Nel medioevo ellenico ci fu la prima colonizzazione: un vasto movimento migratorio che parte dal XI secolo
a.C. porta greci a fondare numerosi insediamenti sulle coste dell’Asia minore. La zona maggiormente
interessata fu detta Ionio d’Asia perché fu colonizzata in maggioranza da gruppi di stirpe ionica, inoltre i
greci entrarono in contatto con le antiche tradizioni dei luoghi e ciò diede origine a una fusione culturale.
Mileto e Efeso (entrambi sulla costa dell’Asia minore) queste due città divennero famose perché la prima
vide nascere la filosofia greca; la seconda perché dove vi è situata una delle sette meraviglie del mondo, il
tempio di Artemide. Principali centri della Ionio si organizzarono in una confederazione religiosa chiamata
dodecapoli ionica, lega tra 12 città a scopo difensivo (funzione di reciproco sostegno contro eventuali
attacchi da parte delle popolazioni locali). Inoltre c’era il Paniònion (cioè “di tutti gli ioni” = santuario
comune). Dalla spedizione micenea contro la città di Troia prende origine una serie di racconti che narrano
le vicende di quella guerra in termini leggendari, come la grande impresa dove erano coinvolti sia gli
uomini che gli dei. Altre opere letterarie riguardano il ritorno in patria di eroi greci quando finalmente dopo
10 anni di lungo conflitto si è arrivati al termine (Odissea). Per molto tempo questi racconti vennero
tramandati in forma esclusivamente orale da esecutori specializzati detti aedi che li narravano
accompagnandosi con la musica alle corti dei signori oppure in occasione delle grandi festività religiose; le
storie si arricchivano di ulteriori episodi a seconda di ogni aedo. Alla fine del medioevo ellenico qualcuno
mise insieme questi racconti collegandoli fra loro in una serie di poemi epici: si tratta dell’Iliade che narra
alcuni episodi dell’ultimo anno di guerra tra Greci e Troiani e dell’Odissea che racconta il lungo viaggio di
Odisseo (Odisseo poteva significare: cieco, ostaggio della poesia, discendente di Orfeo).
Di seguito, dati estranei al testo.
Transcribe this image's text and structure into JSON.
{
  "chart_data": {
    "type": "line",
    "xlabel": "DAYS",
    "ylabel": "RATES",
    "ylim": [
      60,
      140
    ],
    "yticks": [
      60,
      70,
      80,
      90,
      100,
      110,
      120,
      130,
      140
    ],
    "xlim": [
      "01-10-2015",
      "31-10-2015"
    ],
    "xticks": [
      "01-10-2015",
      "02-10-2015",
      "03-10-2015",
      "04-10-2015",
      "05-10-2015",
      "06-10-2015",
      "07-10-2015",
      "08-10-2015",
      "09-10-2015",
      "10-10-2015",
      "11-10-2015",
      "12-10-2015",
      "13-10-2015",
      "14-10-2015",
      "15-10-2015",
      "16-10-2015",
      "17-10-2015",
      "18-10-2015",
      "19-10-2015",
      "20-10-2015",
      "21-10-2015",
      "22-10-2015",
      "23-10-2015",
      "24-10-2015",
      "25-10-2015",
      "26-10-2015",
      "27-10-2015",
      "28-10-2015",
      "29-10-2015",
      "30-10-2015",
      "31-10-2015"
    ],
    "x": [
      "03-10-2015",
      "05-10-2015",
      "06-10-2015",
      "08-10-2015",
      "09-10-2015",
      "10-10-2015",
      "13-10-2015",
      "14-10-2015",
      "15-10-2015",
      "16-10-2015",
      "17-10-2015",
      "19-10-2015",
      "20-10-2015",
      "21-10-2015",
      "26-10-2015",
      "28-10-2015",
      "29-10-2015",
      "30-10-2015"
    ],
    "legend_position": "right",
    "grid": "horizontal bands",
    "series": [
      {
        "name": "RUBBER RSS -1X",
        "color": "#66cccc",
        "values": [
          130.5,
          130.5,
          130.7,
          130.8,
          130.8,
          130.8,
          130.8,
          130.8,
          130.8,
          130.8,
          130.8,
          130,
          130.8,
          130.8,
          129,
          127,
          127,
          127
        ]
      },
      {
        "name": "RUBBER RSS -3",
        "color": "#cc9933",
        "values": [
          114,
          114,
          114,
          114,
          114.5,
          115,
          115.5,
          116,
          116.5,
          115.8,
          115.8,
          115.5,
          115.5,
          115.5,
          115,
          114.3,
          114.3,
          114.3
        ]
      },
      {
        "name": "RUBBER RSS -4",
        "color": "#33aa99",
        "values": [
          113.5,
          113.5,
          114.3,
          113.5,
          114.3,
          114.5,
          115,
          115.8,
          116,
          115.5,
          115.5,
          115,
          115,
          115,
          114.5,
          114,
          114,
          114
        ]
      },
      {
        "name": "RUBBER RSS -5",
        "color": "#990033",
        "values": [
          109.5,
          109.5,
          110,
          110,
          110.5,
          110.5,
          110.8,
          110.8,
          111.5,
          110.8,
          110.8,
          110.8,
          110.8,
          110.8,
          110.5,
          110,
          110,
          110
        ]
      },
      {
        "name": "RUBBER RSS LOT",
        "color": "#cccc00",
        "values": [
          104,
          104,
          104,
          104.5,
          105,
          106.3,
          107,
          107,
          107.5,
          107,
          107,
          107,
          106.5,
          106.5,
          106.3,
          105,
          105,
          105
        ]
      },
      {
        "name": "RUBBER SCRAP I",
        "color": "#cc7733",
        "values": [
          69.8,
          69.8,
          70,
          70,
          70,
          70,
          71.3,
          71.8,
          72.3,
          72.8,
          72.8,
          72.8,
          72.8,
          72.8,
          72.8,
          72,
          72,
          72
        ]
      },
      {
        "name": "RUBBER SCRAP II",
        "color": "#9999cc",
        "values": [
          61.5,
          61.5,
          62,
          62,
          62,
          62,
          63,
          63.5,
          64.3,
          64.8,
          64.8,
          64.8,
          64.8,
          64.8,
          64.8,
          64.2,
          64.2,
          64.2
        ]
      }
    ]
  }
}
I greci non avevano
un’idea chiara di come fossero nati i due poemi e quindi attribuirono a un poeta chiamato Omero che
immaginavano a sua volta come un aedo, è stato merito della filologia classica (disciplina che si dedica alla
ricostruzione dei testi a noi giunti dal mondo antico) l’aver intuito sin dalla fine del settecento che in realtà
l’Iliade e l’Odissea si erano formati attraverso un percorso durato secoli individuando all’interno dei poemi
tracce precise della loro originaria natura orale come l’uso di forme ricorrenti o di intere scene che si
ripetono che servivano a facilitarne la memorizzazione da parte dell’aedo; però l’idea dell’Odissea non sono
solo straordinarie opere di letteratura, ma anche preziosi fonti di informazioni sulla cultura e sulla società.
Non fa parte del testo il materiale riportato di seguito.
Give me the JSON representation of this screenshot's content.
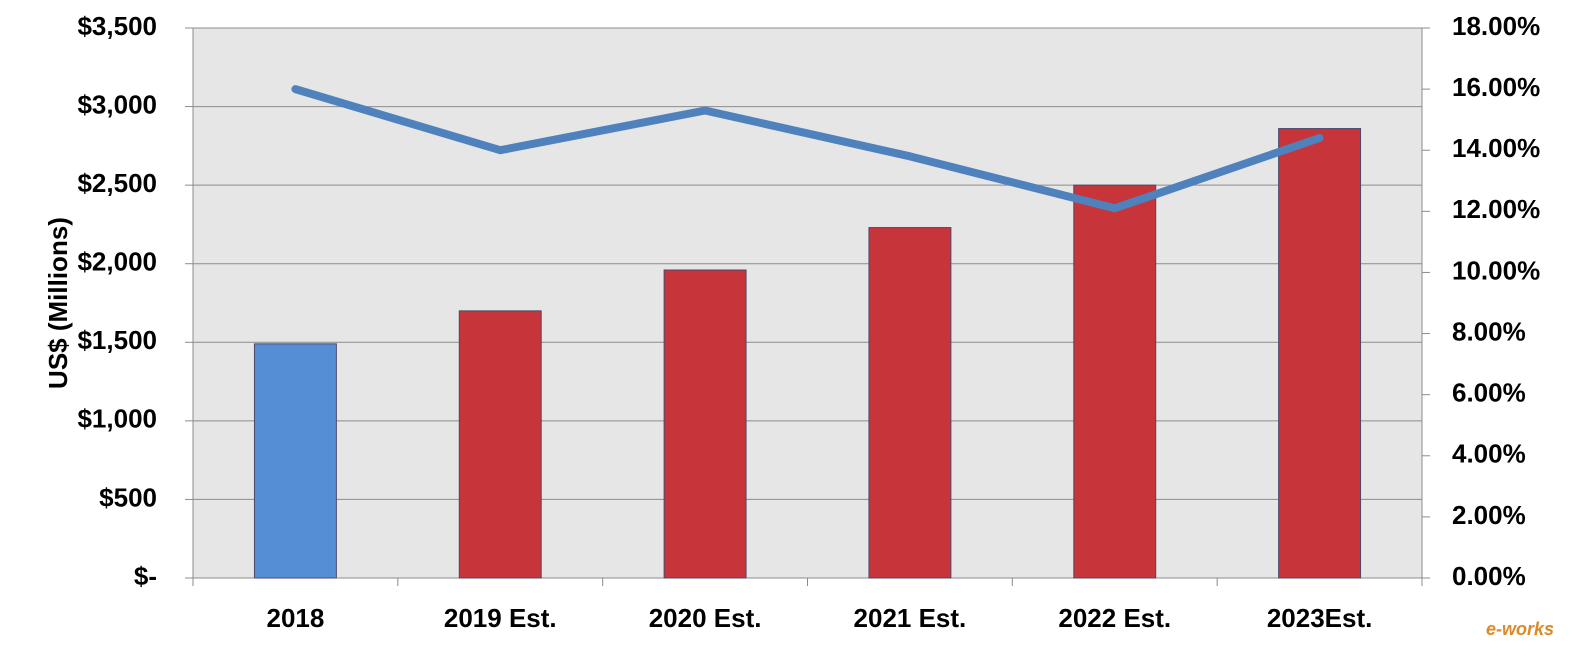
{
  "chart_data": {
    "type": "combo",
    "categories": [
      "2018",
      "2019 Est.",
      "2020 Est.",
      "2021 Est.",
      "2022 Est.",
      "2023Est."
    ],
    "series": [
      {
        "type": "bar",
        "colors": [
          "#558ed5",
          "#c7343a",
          "#c7343a",
          "#c7343a",
          "#c7343a",
          "#c7343a"
        ],
        "values": [
          1490,
          1700,
          1960,
          2230,
          2500,
          2860
        ]
      },
      {
        "type": "line",
        "axis": "y2",
        "color": "#4f81bd",
        "values": [
          16.0,
          14.0,
          15.3,
          13.8,
          12.1,
          14.4
        ]
      }
    ],
    "ylabel": "US$ (Millions)",
    "ylim": [
      0,
      3500
    ],
    "yticks": [
      {
        "value": 0,
        "label": "$-"
      },
      {
        "value": 500,
        "label": "$500"
      },
      {
        "value": 1000,
        "label": "$1,000"
      },
      {
        "value": 1500,
        "label": "$1,500"
      },
      {
        "value": 2000,
        "label": "$2,000"
      },
      {
        "value": 2500,
        "label": "$2,500"
      },
      {
        "value": 3000,
        "label": "$3,000"
      },
      {
        "value": 3500,
        "label": "$3,500"
      }
    ],
    "y2lim": [
      0,
      18
    ],
    "y2ticks": [
      {
        "value": 0,
        "label": "0.00%"
      },
      {
        "value": 2,
        "label": "2.00%"
      },
      {
        "value": 4,
        "label": "4.00%"
      },
      {
        "value": 6,
        "label": "6.00%"
      },
      {
        "value": 8,
        "label": "8.00%"
      },
      {
        "value": 10,
        "label": "10.00%"
      },
      {
        "value": 12,
        "label": "12.00%"
      },
      {
        "value": 14,
        "label": "14.00%"
      },
      {
        "value": 16,
        "label": "16.00%"
      },
      {
        "value": 18,
        "label": "18.00%"
      }
    ],
    "grid": true,
    "watermark": "e-works"
  }
}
Omero intende infatti descrivere eventi che risalgono all’epoca dei micenei ma il tempo stesso sovrappone
racconto di quegli eventi, tratti e aspetti della civiltà greca. Essi inoltre venivano imparati a memoria da tutti
sino dall’infanzia e questo spiega perché ebbero un’influenza decisiva sulla letteratura successiva. Non
contenevano infatti solo il racconto di una guerra o di un ritorno; ma erano racchiusi i valori le norme e le
credenze religiose le conoscenze della civiltà greca. Ecco perché si è parlato dell’Iliade e dell’Odissea come
di un'enciclopedia tribale che racchiude tutto il sapere prodotto da un’intera civiltà.